Федька, слушая эти рассказы, запоминал для себя все нужное.
— Пузырь! Эй, кент, трехни, как ты к японцам возник! — как-то попросил пахан законника.
Тот усмехнулся, сел поближе к печке, дождался, когда фартовые подойдут. Едва слушатели уселись в круг, заговорил скрипучим голосом:
— Это было по третьей ходке. Мы тогда в Корсаковской зоне приморились. В порту вкалывали. Лес-кругляк отгружали в Японию. Конечно, к причалу их не допускали, чтоб не увидели, чьи клешни те бревна отгружали. Ну, а мне на них глянуть хотелось. Уж так припекло на волю слинять, аж скулило в требухе. Обмозговал я все своей тыквой. Пригляделся, какой кругляк за границу грузят. И, выбрав лопух подлиннее, сорвал его. Лопух внутри пустой. Сотворил вроде трубки, через какую дышать можно. И столкнул бревно в море с погрузочной площадки. Сам следом нырнул, вместе с трубкой от лопуха.
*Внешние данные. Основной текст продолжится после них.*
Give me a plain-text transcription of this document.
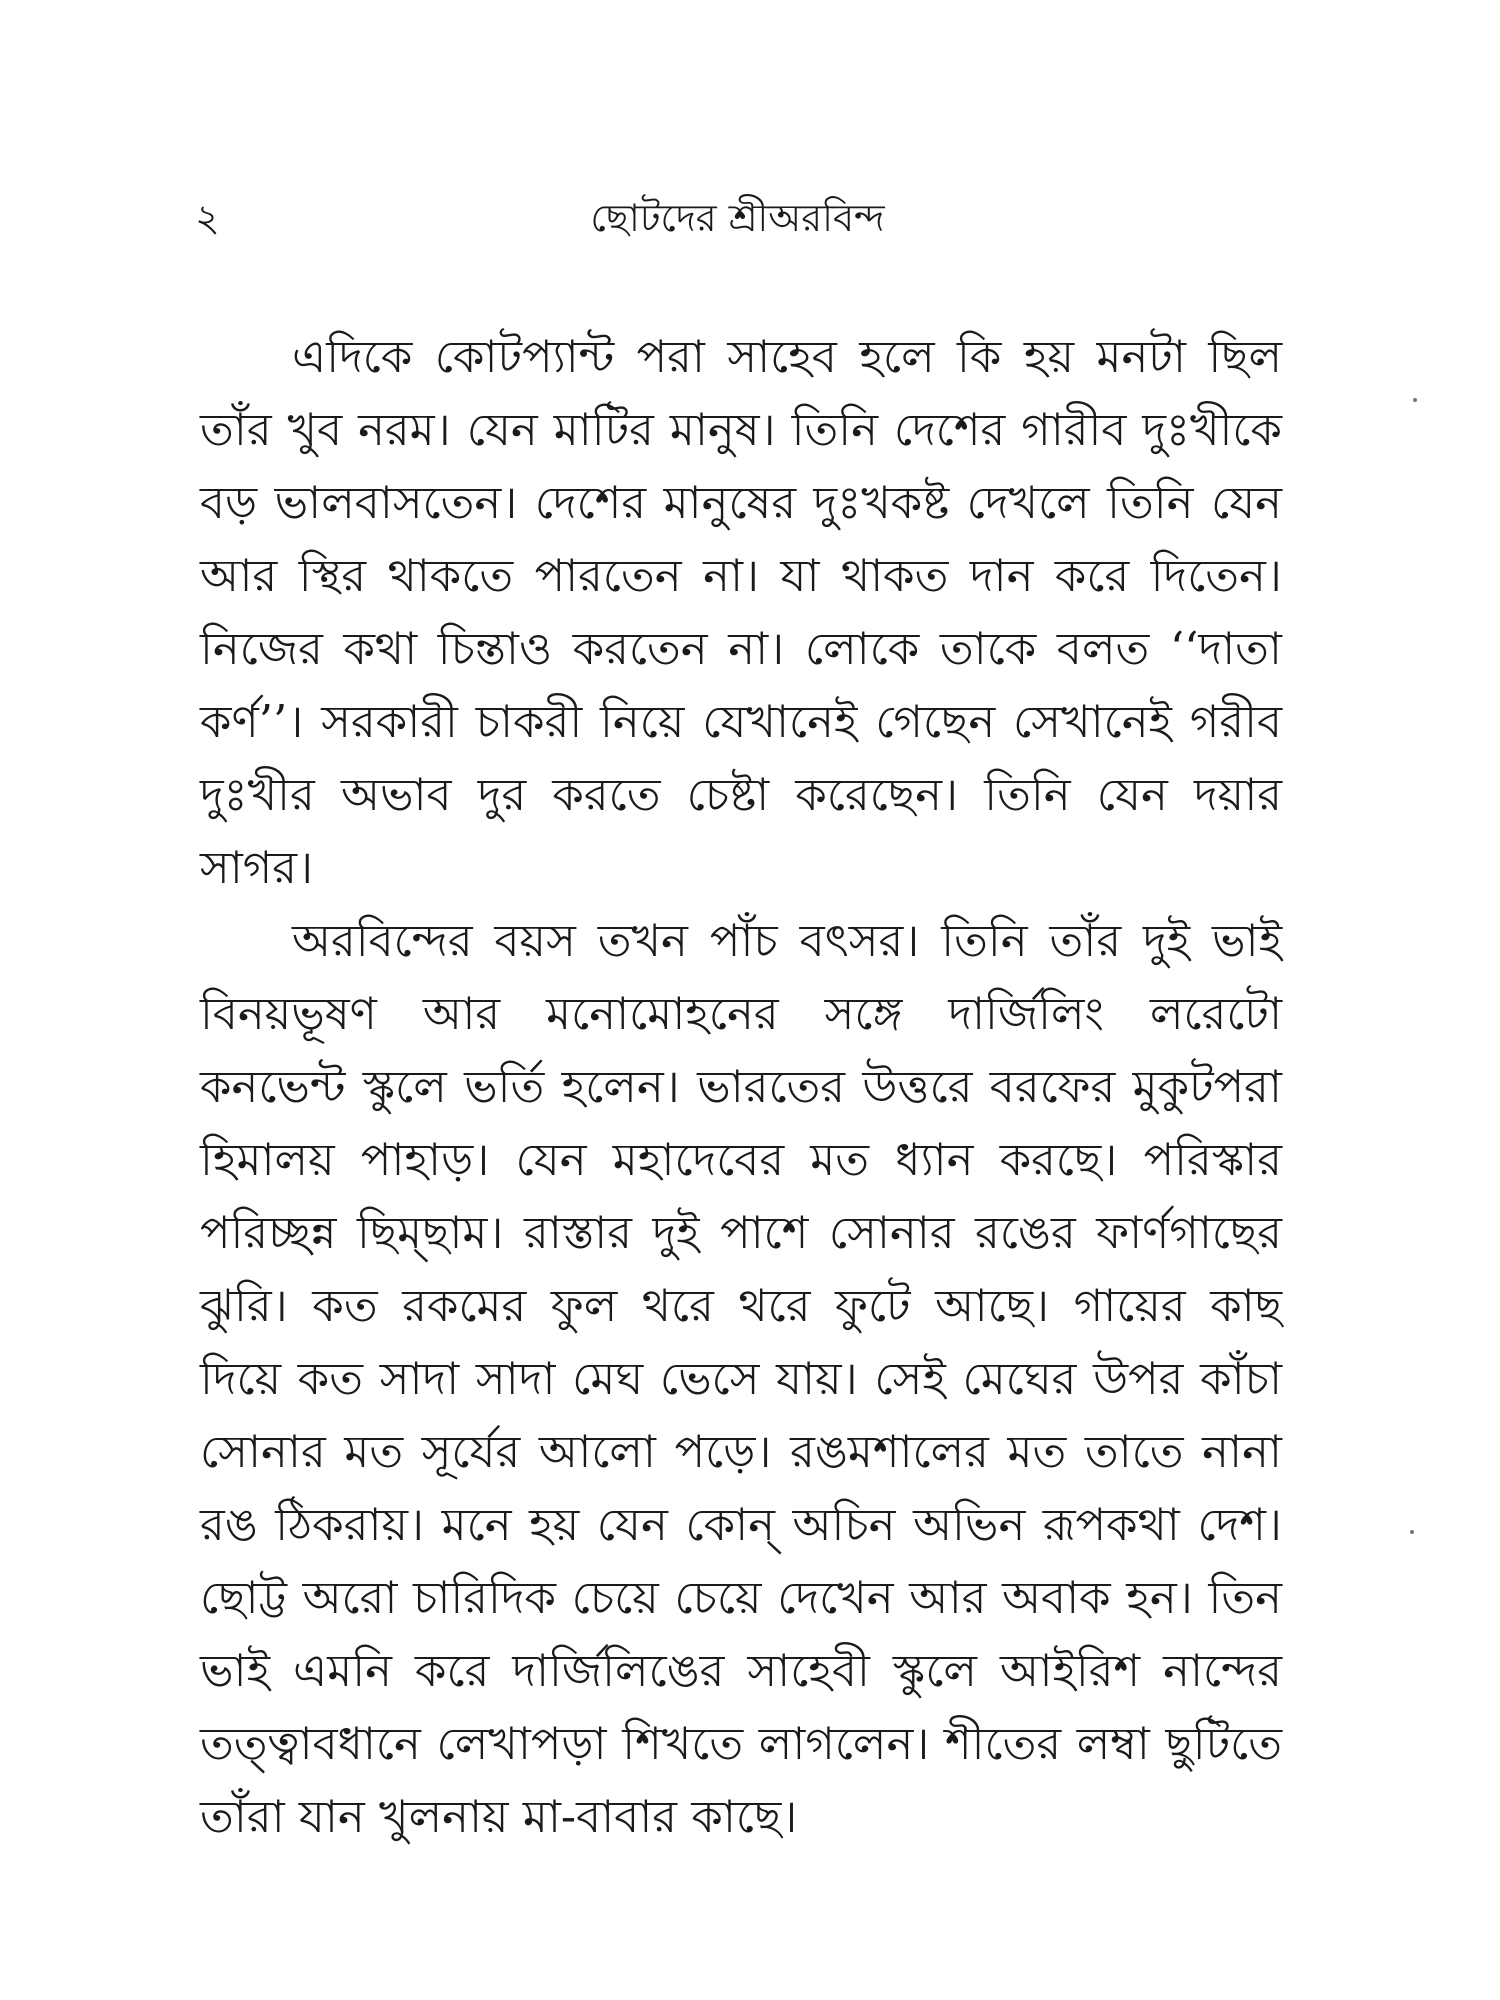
২	ছোটদের শ্রীঅরবিন্দ

এদিকে কোটপ্যান্ট পরা সাহেব হলে কি হয় মনটা ছিল তাঁর খুব নরম। যেন মাটির মানুষ। তিনি দেশের গারীব দুঃখীকে বড় ভালবাসতেন। দেশের মানুষের দুঃখকষ্ট দেখলে তিনি যেন আর স্থির থাকতে পারতেন না। যা থাকত দান করে দিতেন। নিজের কথা চিন্তাও করতেন না। লোকে তাকে বলত ‘‘দাতা কর্ণ’’। সরকারী চাকরী নিয়ে যেখানেই গেছেন সেখানেই গরীব দুঃখীর অভাব দুর করতে চেষ্টা করেছেন। তিনি যেন দয়ার সাগর।

অরবিন্দের বয়স তখন পাঁচ বৎসর। তিনি তাঁর দুই ভাই বিনয়ভূষণ আর মনোমোহনের সঙ্গে দার্জিলিং লরেটো কনভেন্ট স্কুলে ভর্তি হলেন। ভারতের উত্তরে বরফের মুকুটপরা হিমালয় পাহাড়। যেন মহাদেবের মত ধ্যান করছে। পরিস্কার পরিচ্ছন্ন ছিম্ছাম। রাস্তার দুই পাশে সোনার রঙের ফার্ণগাছের ঝুরি। কত রকমের ফুল থরে থরে ফুটে আছে। গায়ের কাছ দিয়ে কত সাদা সাদা মেঘ ভেসে যায়। সেই মেঘের উপর কাঁচা সোনার মত সূর্যের আলো পড়ে। রঙমশালের মত তাতে নানা রঙ ঠিকরায়। মনে হয় যেন কোন্ অচিন অভিন রূপকথা দেশ। ছোট্ট অরো চারিদিক চেয়ে চেয়ে দেখেন আর অবাক হন। তিন ভাই এমনি করে দার্জিলিঙের সাহেবী স্কুলে আইরিশ নান্দের তত্ত্বাবধানে লেখাপড়া শিখতে লাগলেন। শীতের লম্বা ছুটিতে তাঁরা যান খুলনায় মা-বাবার কাছে।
Пристроился снизу под кругляк, лопух наружу: дышу, гребу понемногу, бревном прикинувшись. Мне тогда было один хрен куда выплыть, лишь бы с зоны смыться, — прокашлялся Пузырь. — Ну, тут пограничный катер прошел. Волной меня с бревном откинул от берега, и понесло в море течение. Верно, отлив начался. Уж сколько мотался в море — счет времени потерял. Только чую — замерзать начал. Клешни и катушки не слушаются, навроде я им не пахан уже. Выставил колган, чтоб оглядеться. Вижу — совсем неподалеку берег. А чей, кто ж его знает. Я и погреб в открытую. Будь что будет. Но так и не доперло, как я мимо их парохода слинял.
— И как тебя пограничники за задницу не выловили? — удивлялись зэки.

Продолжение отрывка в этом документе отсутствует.